Crypto Market Crash Today: Bitcoin Tumbles to $87,850 After Fresh Sell-off

The cryptocurrency market is under fresh pressure as Bitcoin faces significant headwinds today. BTC retreated sharply following a brief attempt to reclaim higher ground near $88,800, sliding to $87,850 as the ongoing sell-off extends through its second month of struggle. Over the past 24 hours, Bitcoin declined 0.15%, while its seven-day performance shows a steeper 5.72% pullback. Current trading volume stands at $1.28 billion, with Bitcoin’s market capitalization holding at approximately $1.755 trillion across a circulating supply of roughly 19.98 million coins.

The recent crypto crash today stems from multiple structural pressures converging simultaneously. Earlier this week, a brief rally had tested $88,800 following the release of U.S. inflation data, which showed December CPI rising 2.7% year-over-year—cooler than anticipated. The core inflation reading, excluding food and energy, fell to 2.6%, marking the lowest level since early 2021. This development initially sparked optimism about potential Federal Reserve rate cuts, as traders interpreted the easing inflation environment as supportive for looser monetary policy in 2026. CME FedWatch data suggested slightly elevated odds of a rate cut by March, though January moves remain unlikely.

However, the crypto rally proved short-lived.
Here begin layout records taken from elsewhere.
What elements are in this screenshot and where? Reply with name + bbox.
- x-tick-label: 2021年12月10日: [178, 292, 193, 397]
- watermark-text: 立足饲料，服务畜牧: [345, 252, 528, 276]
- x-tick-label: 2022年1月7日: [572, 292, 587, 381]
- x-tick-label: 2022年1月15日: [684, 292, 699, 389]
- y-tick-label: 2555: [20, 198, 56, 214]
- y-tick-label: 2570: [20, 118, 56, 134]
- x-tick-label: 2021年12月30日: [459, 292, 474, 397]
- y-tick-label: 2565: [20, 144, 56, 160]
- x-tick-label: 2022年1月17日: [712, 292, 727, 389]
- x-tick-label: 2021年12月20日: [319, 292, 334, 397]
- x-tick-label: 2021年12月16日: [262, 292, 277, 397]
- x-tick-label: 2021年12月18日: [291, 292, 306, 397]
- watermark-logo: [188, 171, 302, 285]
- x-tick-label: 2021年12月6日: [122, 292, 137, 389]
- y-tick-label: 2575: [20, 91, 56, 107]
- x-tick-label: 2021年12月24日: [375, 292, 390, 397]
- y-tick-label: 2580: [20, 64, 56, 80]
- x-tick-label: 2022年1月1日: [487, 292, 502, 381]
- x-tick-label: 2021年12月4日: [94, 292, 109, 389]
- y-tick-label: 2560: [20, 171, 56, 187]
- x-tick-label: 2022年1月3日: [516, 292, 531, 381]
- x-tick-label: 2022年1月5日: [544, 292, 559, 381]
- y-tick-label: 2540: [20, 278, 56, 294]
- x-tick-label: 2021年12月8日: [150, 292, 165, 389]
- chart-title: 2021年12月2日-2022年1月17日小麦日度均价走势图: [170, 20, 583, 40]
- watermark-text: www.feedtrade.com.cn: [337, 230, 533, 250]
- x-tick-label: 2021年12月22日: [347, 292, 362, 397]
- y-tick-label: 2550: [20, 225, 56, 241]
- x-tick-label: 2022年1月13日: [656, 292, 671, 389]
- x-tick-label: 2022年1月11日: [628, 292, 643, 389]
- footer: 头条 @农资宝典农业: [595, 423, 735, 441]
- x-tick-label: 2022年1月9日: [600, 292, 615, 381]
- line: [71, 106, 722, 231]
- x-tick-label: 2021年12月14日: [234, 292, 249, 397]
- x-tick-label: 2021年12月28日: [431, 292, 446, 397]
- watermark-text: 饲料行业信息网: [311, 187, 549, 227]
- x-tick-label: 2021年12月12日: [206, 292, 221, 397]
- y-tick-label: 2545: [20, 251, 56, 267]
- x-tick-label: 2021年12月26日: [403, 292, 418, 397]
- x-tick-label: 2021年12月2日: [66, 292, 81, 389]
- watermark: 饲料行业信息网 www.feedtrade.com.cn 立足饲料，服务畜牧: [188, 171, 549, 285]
Bitcoin failed to break decisively above $88,000 and subsequently retreated lower, establishing a familiar pattern: sharp spikes followed by swift retracements that leave investors frustrated.

Multiple Pressures Weighing on Bitcoin in Today’s Market

Several interconnected factors are compounding the downward pressure on BTC. A critical structural headwind emerges from U.S.-listed spot Bitcoin ETFs. These funds, once celebrated as institutional demand drivers, have experienced consistent net redemptions. The ongoing outflows represent a substantial loss of institutional capital that previously helped support price floors during consolidation phases.

Beyond ETF dynamics, mixed economic signals amplify uncertainty. Recent labor market data revealed U.S. unemployment climbing to 4.6%, the highest reading since 2021. Job creation remains uneven and inconsistent. These contradictory signals complicate Federal Reserve decision-making, suggesting monetary authorities will maintain a more measured approach despite moderating inflation trends.

Political considerations add another layer of complexity to the macro backdrop. President Donald Trump has publicly advocated for lower interest rates and hinted at potentially nominating a Federal Reserve chair who favors aggressive easing. While markets have largely dismissed these statements as noise, they introduce an additional variable into an already complex macro environment.

From a technical perspective, Bitcoin is consolidating rather than establishing a definitive trend. Resistance forms in the $88,000-$90,000 zone, with substantial supply above these levels held by investors who accumulated during prior rallies. The Fear and Greed Index currently registers at 17/100, signaling extreme fear conditions. Historically, sentiment readings in this range have coincided with potential undervaluation opportunities, though current market structure remains cautious.

Technical Support Breakdown: Is $70,000 on the Horizon?

Bitcoin Magazine’s technical analysts have flagged critical concerns regarding the $84,000 support level, warning that additional pressure could trigger a deeper decline. Should Bitcoin break decisively below this threshold, the next target zone would encompass $72,000 to $68,000. While initial bounces are anticipated from this lower zone—potentially retesting $84,000—bears currently maintain directional control.

The near-term technical picture suggests momentum favors sellers. Last week’s weekly close finished in red territory, as Bitcoin failed to sustain gains near $94,000. Bears are well-positioned to drive prices lower in the current session.

Bitwise researchers have suggested an alternative scenario: Bitcoin could potentially break its traditional four-year cycle pattern. The firm speculates that BTC might achieve new all-time highs in 2026 characterized by lower volatility and reduced correlation to equity markets. However, this optimistic scenario requires substantial buying volume to overcome resistance levels extending from $94,000 to $118,000.

At current levels of $87,850, Bitcoin remains locked in a delicate balance between fear-driven selling and contrarian accumulation signals. The crypto market crash today reflects both immediate technical weakness and lingering structural challenges from institutional redemptions, creating an environment where directional conviction remains elusive.